The High Court has been told that the sale of Quinn Insurance Ltd (QIL) to US insurer Liberty Mutual and Anglo Irish Bank was put in jeopardy as a result of the under-reporting of reserves by QIL employees.
The sale of the insurance company to the joint venture was completed last month.
As a result of the sale, all of QIL businesses in the Republic of Ireland, except healthcare, transferred to Liberty Mutual. Liberty will be wholly responsible for the business while State-owned Anglo - now the Irish Bank Resolution Corporation - will have no day-to-day role in the business but will act in a loan recovery capacity.
Bernard Dunleavy, for the joint administrators of QIL Michael McAteer and Paul McCann - who were appointed by the Financial Regulator in April 2010 - told Mr Justice Nicholas Kearns his clients discovered last October that QIL's reserves had been under-reported.
This could have led to the collapse of the sale to the joint venture as the under-reporting of reserves represented a material change to the deal, and affected QIL's cash flows. Counsel said that any collapse would have been "disastrous" for all concerned.
Counsel said there had been a culture of under-reporting of reserves by QIL prior to the appointment of the joint administrators.
After discovering the under-reporting, the joint administrators, who took disciplinary actions against those employees of QIL involved, had to re-negotiate some of the terms of the sale.
The effect of the renegotiation was that a larger tranche of public money being paid out of the State's Insurance Compensation Fund to cover QIL's losses was required to cover QIL's cash flows in the shorter term.
As part of the sale, around €740m of public money is to be paid out of the Insurance Compensation Fund to QIL, including an immediate payment of €320m to facilitate the sale.
As a result of the under-reporting, counsel said payments of €210m from the fund to QIL in January 2012 and €40m in March 2012 were required. Requests for drawdowns from the fund during the rest of 2012 and afterwards will have to be made to the High Court.
Counsel said that while these tranches were bigger than initially expected, the overall effect of the renegotiation meant that, in the long-term, less money may be required from the fund. Had the sale collapsed more than €800m would have been required from the fund, the court heard.
The application for the larger tranche payments was granted by Mr Justice Kearns. The judge agreed to make the order after being informed that the Minister for Finance supported the joint administrators' application.

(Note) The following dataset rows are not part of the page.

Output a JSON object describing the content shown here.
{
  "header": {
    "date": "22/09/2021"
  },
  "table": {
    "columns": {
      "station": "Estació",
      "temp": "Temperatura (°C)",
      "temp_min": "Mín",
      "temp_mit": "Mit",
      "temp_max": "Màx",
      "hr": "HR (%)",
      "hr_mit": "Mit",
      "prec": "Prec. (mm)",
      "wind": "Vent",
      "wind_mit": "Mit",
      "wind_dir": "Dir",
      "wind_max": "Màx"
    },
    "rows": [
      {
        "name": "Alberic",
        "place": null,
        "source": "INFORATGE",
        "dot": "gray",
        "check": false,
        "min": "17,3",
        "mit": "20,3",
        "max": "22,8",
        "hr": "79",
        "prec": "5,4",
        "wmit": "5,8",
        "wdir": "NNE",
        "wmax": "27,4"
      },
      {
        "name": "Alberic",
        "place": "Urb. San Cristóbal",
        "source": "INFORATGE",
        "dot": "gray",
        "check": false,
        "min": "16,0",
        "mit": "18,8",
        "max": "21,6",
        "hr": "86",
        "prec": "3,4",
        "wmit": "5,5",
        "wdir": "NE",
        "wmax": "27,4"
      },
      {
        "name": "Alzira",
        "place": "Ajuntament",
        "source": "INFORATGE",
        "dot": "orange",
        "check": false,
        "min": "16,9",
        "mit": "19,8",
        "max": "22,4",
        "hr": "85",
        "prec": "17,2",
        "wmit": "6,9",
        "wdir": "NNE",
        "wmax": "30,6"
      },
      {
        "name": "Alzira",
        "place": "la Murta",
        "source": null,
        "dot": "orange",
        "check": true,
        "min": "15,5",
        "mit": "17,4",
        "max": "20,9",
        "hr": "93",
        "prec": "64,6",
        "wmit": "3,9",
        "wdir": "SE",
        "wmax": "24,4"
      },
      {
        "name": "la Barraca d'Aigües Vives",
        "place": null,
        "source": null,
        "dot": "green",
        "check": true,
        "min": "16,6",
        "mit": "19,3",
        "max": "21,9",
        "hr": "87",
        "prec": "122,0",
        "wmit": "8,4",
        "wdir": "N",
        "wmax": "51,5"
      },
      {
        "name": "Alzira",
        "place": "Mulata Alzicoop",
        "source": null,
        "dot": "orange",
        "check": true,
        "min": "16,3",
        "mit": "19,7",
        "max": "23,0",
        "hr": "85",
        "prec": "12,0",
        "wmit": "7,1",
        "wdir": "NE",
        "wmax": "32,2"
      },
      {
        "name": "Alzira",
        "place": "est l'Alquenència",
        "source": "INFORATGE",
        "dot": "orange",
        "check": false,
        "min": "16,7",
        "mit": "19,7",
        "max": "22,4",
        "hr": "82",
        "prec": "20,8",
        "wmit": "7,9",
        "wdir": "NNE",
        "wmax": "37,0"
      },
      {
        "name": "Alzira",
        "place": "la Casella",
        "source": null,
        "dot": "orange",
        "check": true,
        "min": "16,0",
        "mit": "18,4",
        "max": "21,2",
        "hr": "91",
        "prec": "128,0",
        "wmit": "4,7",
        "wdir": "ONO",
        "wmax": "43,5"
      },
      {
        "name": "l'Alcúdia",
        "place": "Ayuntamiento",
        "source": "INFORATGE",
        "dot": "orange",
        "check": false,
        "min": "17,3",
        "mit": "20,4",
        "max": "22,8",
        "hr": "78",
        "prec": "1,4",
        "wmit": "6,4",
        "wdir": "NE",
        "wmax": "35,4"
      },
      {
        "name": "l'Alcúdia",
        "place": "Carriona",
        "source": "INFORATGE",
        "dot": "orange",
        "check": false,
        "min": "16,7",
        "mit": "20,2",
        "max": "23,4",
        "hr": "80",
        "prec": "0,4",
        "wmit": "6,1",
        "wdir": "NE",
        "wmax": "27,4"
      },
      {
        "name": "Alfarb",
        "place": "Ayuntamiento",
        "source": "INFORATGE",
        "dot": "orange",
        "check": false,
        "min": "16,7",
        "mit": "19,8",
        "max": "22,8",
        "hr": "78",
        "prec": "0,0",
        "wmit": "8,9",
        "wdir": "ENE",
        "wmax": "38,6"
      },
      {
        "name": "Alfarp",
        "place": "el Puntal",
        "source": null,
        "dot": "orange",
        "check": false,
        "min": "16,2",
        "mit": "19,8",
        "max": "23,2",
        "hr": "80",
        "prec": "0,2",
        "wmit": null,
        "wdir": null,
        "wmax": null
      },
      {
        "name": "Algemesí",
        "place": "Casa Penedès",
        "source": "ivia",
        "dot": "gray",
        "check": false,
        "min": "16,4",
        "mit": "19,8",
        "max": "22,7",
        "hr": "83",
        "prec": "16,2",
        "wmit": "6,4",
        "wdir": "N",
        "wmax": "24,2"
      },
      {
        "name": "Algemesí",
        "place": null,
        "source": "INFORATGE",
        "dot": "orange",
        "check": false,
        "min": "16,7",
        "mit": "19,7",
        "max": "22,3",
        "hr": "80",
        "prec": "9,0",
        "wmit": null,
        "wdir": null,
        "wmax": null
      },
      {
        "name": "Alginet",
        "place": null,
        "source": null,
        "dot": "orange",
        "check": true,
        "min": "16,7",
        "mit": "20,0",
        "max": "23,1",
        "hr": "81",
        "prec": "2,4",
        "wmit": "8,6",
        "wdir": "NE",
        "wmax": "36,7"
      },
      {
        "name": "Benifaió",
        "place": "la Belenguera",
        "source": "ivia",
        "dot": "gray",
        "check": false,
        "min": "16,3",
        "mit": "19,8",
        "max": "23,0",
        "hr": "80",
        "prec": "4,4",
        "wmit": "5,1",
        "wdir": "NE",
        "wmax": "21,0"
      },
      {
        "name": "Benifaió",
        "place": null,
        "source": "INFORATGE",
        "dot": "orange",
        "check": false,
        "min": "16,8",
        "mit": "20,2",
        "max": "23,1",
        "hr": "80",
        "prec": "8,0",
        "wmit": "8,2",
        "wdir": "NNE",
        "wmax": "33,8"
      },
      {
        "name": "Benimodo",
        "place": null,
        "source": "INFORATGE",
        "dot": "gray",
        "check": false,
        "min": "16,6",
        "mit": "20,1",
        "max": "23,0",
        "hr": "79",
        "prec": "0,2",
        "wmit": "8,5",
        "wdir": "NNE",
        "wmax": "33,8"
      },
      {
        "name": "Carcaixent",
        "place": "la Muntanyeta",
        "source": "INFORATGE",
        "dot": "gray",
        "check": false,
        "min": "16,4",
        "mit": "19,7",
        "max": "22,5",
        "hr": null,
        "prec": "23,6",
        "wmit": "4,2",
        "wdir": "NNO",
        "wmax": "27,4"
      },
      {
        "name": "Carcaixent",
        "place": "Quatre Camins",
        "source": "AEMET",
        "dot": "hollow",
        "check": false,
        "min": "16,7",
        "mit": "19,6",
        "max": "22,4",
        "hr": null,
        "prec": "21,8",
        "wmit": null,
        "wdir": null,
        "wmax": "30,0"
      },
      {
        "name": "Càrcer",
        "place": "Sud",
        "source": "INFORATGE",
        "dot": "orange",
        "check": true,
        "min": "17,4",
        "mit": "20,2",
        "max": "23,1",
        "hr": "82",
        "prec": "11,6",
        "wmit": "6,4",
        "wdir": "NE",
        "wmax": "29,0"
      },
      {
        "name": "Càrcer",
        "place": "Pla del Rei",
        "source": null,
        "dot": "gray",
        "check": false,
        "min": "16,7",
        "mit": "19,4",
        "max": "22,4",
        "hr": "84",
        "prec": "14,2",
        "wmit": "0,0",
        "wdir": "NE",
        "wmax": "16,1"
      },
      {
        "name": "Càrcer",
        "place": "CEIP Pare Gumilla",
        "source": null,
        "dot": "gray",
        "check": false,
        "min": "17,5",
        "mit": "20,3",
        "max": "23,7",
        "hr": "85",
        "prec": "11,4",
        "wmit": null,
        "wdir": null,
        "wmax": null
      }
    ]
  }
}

The judge also said that he would rule in January on an application made on behalf of the joint administrators to approve fees for the costs involved in the administration of QIL.
The costs include fees charged by merchant bank Macquarie Capital Europe Ltd, which was hired by the joint administrators to help sell the insurance group.
Mr Justice Kearns said he required time to consider the application in relation to what the court was told were "substantial" fees.
The judge was also told that efforts to sell Quinn HealthCare were progressing, as were efforts to sell a hotel owned by the company in Cambridgeshire in England.